Василий Аксенов - Цапля
В зеленоватый час заката бузит стрелок-пенсионер. Костел-музей и три плаката… Райцентр балтийской эсэсэр.
…………………………
Чай на двоих. Почти отчаянье. Вот глухомании плоды: окаменелость, одичанье… Но, словно крапинки слюды, в камнях живет очарованье.
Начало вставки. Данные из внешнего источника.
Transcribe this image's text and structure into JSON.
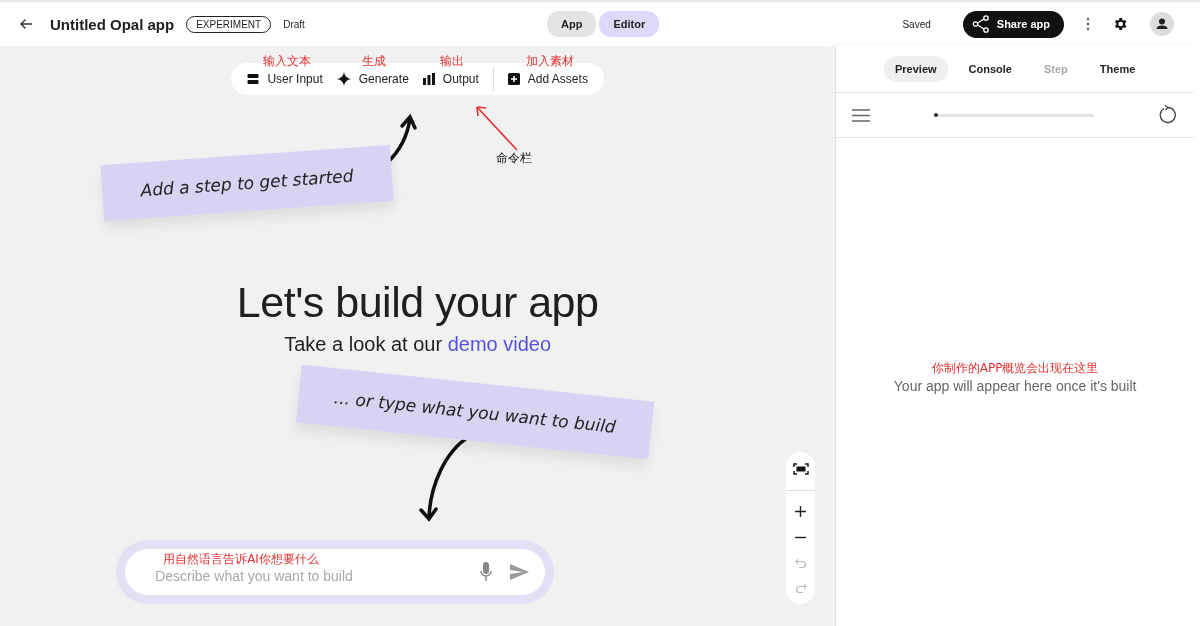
{
  "header": {
    "title": "Untitled Opal app",
    "badge": "EXPERIMENT",
    "status": "Draft",
    "save_state": "Saved",
    "share_button": "Share app",
    "mode_tabs": [
      {
        "label": "App",
        "selected": false
      },
      {
        "label": "Editor",
        "selected": true
      }
    ]
  },
  "toolbar": {
    "annotation": "命令栏",
    "items": [
      {
        "label": "User Input",
        "kind": "input",
        "annotation": "输入文本"
      },
      {
        "label": "Generate",
        "kind": "generate",
        "annotation": "生成"
      },
      {
        "label": "Output",
        "kind": "output",
        "annotation": "输出"
      },
      {
        "label": "Add Assets",
        "kind": "assets",
        "annotation": "加入素材"
      }
    ]
  },
  "notes": [
    "Add a step to get started",
    "... or type what you want to build"
  ],
  "hero": {
    "title": "Let's build your app",
    "subtitle": "Take a look at our",
    "link": "demo video"
  },
  "prompt": {
    "placeholder": "Describe what you want to build",
    "annotation": "用自然语言告诉AI你想要什么"
  },
  "panel": {
    "tabs": [
      {
        "label": "Preview",
        "selected": true,
        "disabled": false
      },
      {
        "label": "Console",
        "selected": false,
        "disabled": false
      },
      {
        "label": "Step",
        "selected": false,
        "disabled": true
      },
      {
        "label": "Theme",
        "selected": false,
        "disabled": false
      }
    ],
    "empty_message": "Your app will appear here once it's built",
    "annotation": "你制作的APP概览会出现在这里"
  }
}
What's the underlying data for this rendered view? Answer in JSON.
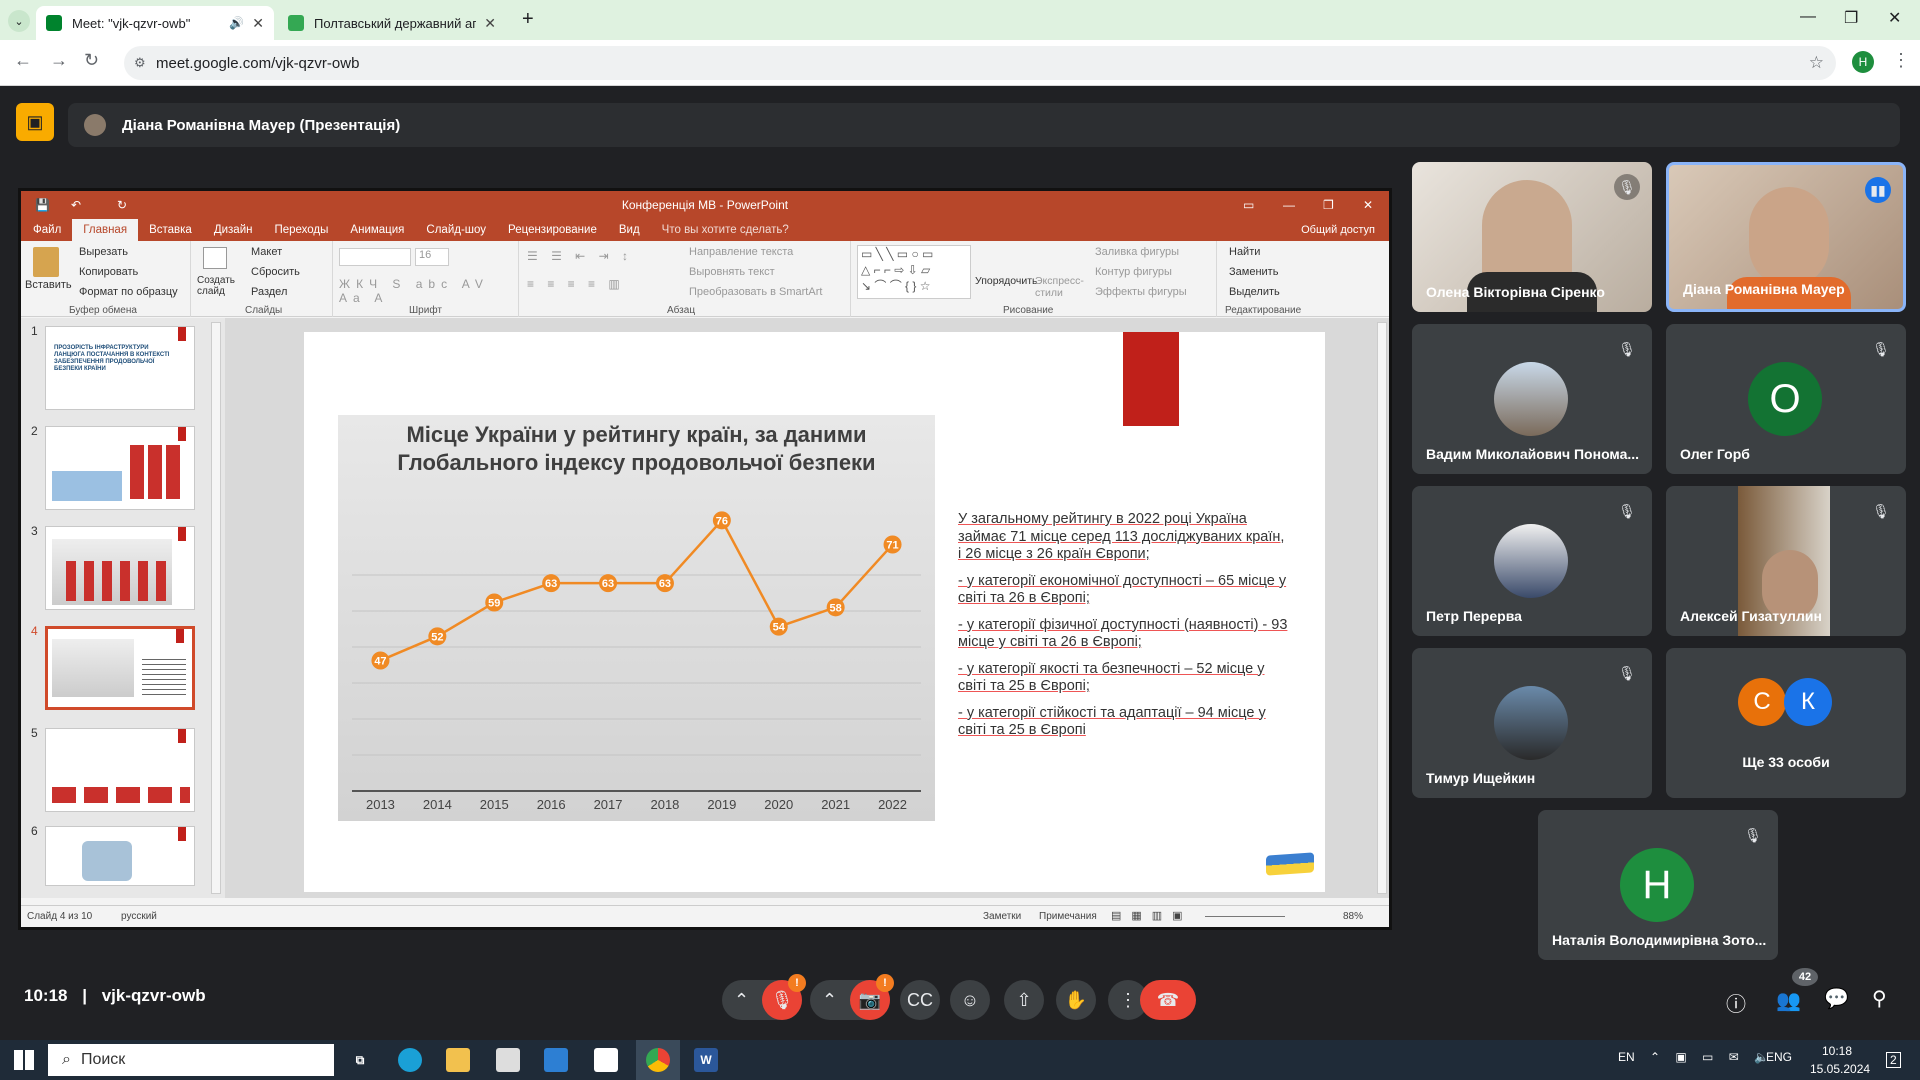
{
  "browser": {
    "tabs": [
      {
        "title": "Meet: \"vjk-qzvr-owb\"",
        "favicon_color": "#00832d"
      },
      {
        "title": "Полтавський державний агра",
        "favicon_color": "#34a853"
      }
    ],
    "url": "meet.google.com/vjk-qzvr-owb",
    "profile_initial": "Н"
  },
  "meet": {
    "presenter_banner": "Діана Романівна Мауер (Презентація)",
    "meeting_code": "vjk-qzvr-owb",
    "time": "10:18",
    "separator": "|",
    "participants_count": "42",
    "tiles": [
      {
        "name": "Олена Вікторівна Сіренко",
        "type": "video"
      },
      {
        "name": "Діана Романівна Мауер",
        "type": "video"
      },
      {
        "name": "Вадим Миколайович Понома...",
        "type": "photo"
      },
      {
        "name": "Олег Горб",
        "type": "avatar",
        "initial": "О",
        "color": "#137333"
      },
      {
        "name": "Петр Перерва",
        "type": "photo"
      },
      {
        "name": "Алексей Гизатуллин",
        "type": "video"
      },
      {
        "name": "Тимур Ищейкин",
        "type": "photo"
      },
      {
        "name": "Ще 33 особи",
        "type": "group",
        "initials": [
          "С",
          "К"
        ],
        "colors": [
          "#e8710a",
          "#1a73e8"
        ]
      },
      {
        "name": "Наталія Володимирівна Зото...",
        "type": "avatar",
        "initial": "Н",
        "color": "#1e8e3e"
      }
    ],
    "controls": {
      "mic_badge": "!",
      "cam_badge": "!"
    }
  },
  "powerpoint": {
    "window_title": "Конференція МВ - PowerPoint",
    "menu": [
      "Файл",
      "Главная",
      "Вставка",
      "Дизайн",
      "Переходы",
      "Анимация",
      "Слайд-шоу",
      "Рецензирование",
      "Вид",
      "Что вы хотите сделать?"
    ],
    "share_label": "Общий доступ",
    "clipboard": {
      "paste": "Вставить",
      "cut": "Вырезать",
      "copy": "Копировать",
      "format": "Формат по образцу",
      "group": "Буфер обмена"
    },
    "slides_group": {
      "create": "Создать слайд",
      "layout": "Макет",
      "reset": "Сбросить",
      "section": "Раздел",
      "group": "Слайды"
    },
    "font_group": {
      "size": "16",
      "group": "Шрифт"
    },
    "paragraph_group": {
      "direction": "Направление текста",
      "align": "Выровнять текст",
      "smartart": "Преобразовать в SmartArt",
      "group": "Абзац"
    },
    "drawing_group": {
      "arrange": "Упорядочить",
      "styles": "Экспресс-стили",
      "fill": "Заливка фигуры",
      "outline": "Контур фигуры",
      "effects": "Эффекты фигуры",
      "group": "Рисование"
    },
    "editing_group": {
      "find": "Найти",
      "replace": "Заменить",
      "select": "Выделить",
      "group": "Редактирование"
    },
    "thumbnail_numbers": [
      "1",
      "2",
      "3",
      "4",
      "5",
      "6"
    ],
    "thumb1_text": "ПРОЗОРІСТЬ ІНФРАСТРУКТУРИ ЛАНЦЮГА ПОСТАЧАННЯ В КОНТЕКСТІ ЗАБЕЗПЕЧЕННЯ ПРОДОВОЛЬЧОЇ БЕЗПЕКИ КРАЇНИ",
    "status": {
      "slide": "Слайд 4 из 10",
      "language": "русский",
      "notes": "Заметки",
      "comments": "Примечания",
      "zoom": "88%"
    }
  },
  "slide": {
    "paragraphs": [
      "У загальному рейтингу в 2022 році Україна займає 71 місце серед 113 досліджуваних країн, і 26 місце з 26 країн Європи;",
      "- у категорії економічної доступності – 65 місце у світі та 26 в Європі;",
      "- у категорії фізичної доступності (наявності) - 93 місце у світі та 26 в Європі;",
      "- у категорії якості та безпечності – 52 місце у світі та 25 в Європі;",
      "- у категорії стійкості та адаптації – 94 місце у світі та 25 в Європі"
    ]
  },
  "chart_data": {
    "type": "line",
    "title": "Місце України у рейтингу країн, за даними Глобального індексу продовольчої безпеки",
    "x": [
      "2013",
      "2014",
      "2015",
      "2016",
      "2017",
      "2018",
      "2019",
      "2020",
      "2021",
      "2022"
    ],
    "values": [
      47,
      52,
      59,
      63,
      63,
      63,
      76,
      54,
      58,
      71
    ],
    "color": "#f08a24",
    "grid": true
  },
  "taskbar": {
    "search_placeholder": "Поиск",
    "lang": "EN",
    "lang2": "ENG",
    "time": "10:18",
    "date": "15.05.2024",
    "notifications": "2"
  }
}
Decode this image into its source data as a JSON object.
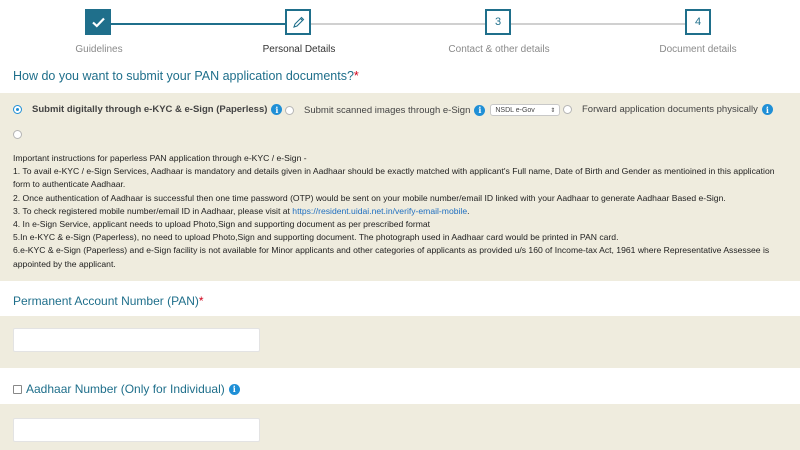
{
  "stepper": {
    "steps": [
      {
        "number": "",
        "label": "Guidelines",
        "state": "complete",
        "icon": "check-icon"
      },
      {
        "number": "",
        "label": "Personal Details",
        "state": "active",
        "icon": "pencil-icon"
      },
      {
        "number": "3",
        "label": "Contact & other details",
        "state": "todo"
      },
      {
        "number": "4",
        "label": "Document details",
        "state": "todo"
      }
    ]
  },
  "question": {
    "text": "How do you want to submit your PAN application documents?",
    "required_mark": "*"
  },
  "options": {
    "ekyc": {
      "label": "Submit digitally through e-KYC & e-Sign (Paperless)",
      "selected": true
    },
    "scanned": {
      "label": "Submit scanned images through e-Sign",
      "selected": false,
      "select_value": "NSDL e-Gov"
    },
    "physical": {
      "label": "Forward application documents physically",
      "selected": false
    }
  },
  "instructions": {
    "heading": "Important instructions for paperless PAN application through e-KYC / e-Sign -",
    "items": [
      "1. To avail e-KYC / e-Sign Services, Aadhaar is mandatory and details given in Aadhaar should be exactly matched with applicant's Full name, Date of Birth and Gender as mentioined in this application form to authenticate Aadhaar.",
      "2. Once authentication of Aadhaar is successful then one time password (OTP) would be sent on your mobile number/email ID linked with your Aadhaar to generate Aadhaar Based e-Sign.",
      "3. To check registered mobile number/email ID in Aadhaar, please visit at ",
      "4. In e-Sign Service, applicant needs to upload Photo,Sign and supporting document as per prescribed format",
      "5.In e-KYC & e-Sign (Paperless), no need to upload Photo,Sign and supporting document. The photograph used in Aadhaar card would be printed in PAN card.",
      "6.e-KYC & e-Sign (Paperless) and e-Sign facility is not available for Minor applicants and other categories of applicants as provided u/s 160 of Income-tax Act, 1961 where Representative Assessee is appointed by the applicant."
    ],
    "link": "https://resident.uidai.net.in/verify-email-mobile",
    "link_suffix": "."
  },
  "pan": {
    "label": "Permanent Account Number (PAN)",
    "required_mark": "*",
    "value": ""
  },
  "aadhaar": {
    "label": "Aadhaar Number (Only for Individual)",
    "checked": false,
    "value": ""
  },
  "colors": {
    "accent": "#1f6f8b",
    "panel": "#efecde",
    "link": "#1f6fc0",
    "required": "#d0021b"
  }
}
Круженье мыслящей воды в прибрежных валунах, ворчание «Спидолы» старой… спят сады, стареют сливы… прозябанье… терпенье или у молчанье? … Все ждет беды.
РОЗА. Какая напряженная обстановка… Холодный вечер… закат… близость Польши…
Пение продолжается.
КЛАВДИЯ, Ой, девочки, пять минут осталось! Ну прямо дух захватывает!
РОЗА. Клавдия!
КЛАВДИЯ. Кончаю! Кончаю!
Пение продолжается.
ЛАЙМА (смотрит в бинокль). Вот он появился на холме! Какой красавец! «Икарус»! Нет, девочки, на этот раз «Лейланд»!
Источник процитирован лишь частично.